Moi, je l’aime, et différemment de sa mère, alors je sais des choses que personne ne peut savoir, je lis en elle à livre ouvert, même si sa langue m’est encore inconnue
J’ai gardé quelques photographies d’elle et celle que je préfère date de l’année où nous commencions à nous voir. Comme dans toutes les photos sur lesquelles elle figure, son regard traverse l’objectif de l’appareil comme l’aiguille un tissu : elle plonge dans le cœur du spectateur, elle place tous ses espoirs dans les êtres du futur qui verront ce cliché, elle se nourrit de l’avenir.

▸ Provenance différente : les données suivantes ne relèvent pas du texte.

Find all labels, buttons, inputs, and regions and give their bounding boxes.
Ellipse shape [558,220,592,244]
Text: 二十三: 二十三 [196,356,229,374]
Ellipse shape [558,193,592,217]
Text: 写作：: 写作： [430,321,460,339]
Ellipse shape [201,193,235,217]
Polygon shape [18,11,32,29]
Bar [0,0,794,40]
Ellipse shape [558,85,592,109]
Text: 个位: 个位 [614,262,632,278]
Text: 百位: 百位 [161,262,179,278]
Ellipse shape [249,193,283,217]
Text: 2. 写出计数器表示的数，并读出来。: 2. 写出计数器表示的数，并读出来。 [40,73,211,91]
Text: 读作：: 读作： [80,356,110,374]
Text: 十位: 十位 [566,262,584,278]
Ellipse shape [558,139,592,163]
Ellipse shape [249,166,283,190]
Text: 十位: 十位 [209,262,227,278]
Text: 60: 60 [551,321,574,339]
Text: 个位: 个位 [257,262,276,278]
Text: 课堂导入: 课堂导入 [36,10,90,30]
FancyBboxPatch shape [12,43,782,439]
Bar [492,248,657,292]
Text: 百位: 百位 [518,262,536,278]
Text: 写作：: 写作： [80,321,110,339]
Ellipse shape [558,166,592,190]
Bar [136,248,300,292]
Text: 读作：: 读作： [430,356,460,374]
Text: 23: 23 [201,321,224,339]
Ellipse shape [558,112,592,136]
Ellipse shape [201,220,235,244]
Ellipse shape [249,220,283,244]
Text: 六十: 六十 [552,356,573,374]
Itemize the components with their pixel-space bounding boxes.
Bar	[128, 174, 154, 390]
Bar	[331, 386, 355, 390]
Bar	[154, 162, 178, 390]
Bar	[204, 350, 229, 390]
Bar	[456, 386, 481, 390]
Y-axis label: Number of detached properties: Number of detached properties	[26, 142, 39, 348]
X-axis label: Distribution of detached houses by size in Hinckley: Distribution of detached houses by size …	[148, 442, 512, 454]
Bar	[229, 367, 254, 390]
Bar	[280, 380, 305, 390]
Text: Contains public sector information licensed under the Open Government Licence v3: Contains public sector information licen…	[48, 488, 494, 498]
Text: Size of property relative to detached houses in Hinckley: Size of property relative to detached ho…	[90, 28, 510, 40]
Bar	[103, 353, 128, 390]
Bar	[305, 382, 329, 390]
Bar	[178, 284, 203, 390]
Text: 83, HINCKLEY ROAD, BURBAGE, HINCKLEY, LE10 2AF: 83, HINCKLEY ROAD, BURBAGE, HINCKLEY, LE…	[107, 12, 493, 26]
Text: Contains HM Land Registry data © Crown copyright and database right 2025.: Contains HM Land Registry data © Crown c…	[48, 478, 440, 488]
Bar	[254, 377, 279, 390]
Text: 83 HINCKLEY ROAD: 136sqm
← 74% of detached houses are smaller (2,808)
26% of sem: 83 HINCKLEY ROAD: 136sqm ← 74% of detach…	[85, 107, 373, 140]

Parfois, j’imagine que les écrivains visibles, ceux qui ont révolutionné la littérature, la pensée, le style, qui nous ont faits tels que nous sommes, ne sont que la partie immergée d’un iceberg caché contenant tous les anonymes muets parce qu’ils n’ont pas eu la force, la chance, la patience de livrer aux mots, de mettre en forme, corriger, dactylographier, faire publier, leurs propres pensées. Elle pourrait être un de ces écrivains jamais nés.
Je ne parviens pas à relancer la conversation et elle finit par me dire avec une moue d’excuse qu’elle est fatiguée, qu’elle rentre chez elle manger du chocolat. Je reste là tout seul, sidéré au milieu de milliers de livres que je ne vois plus.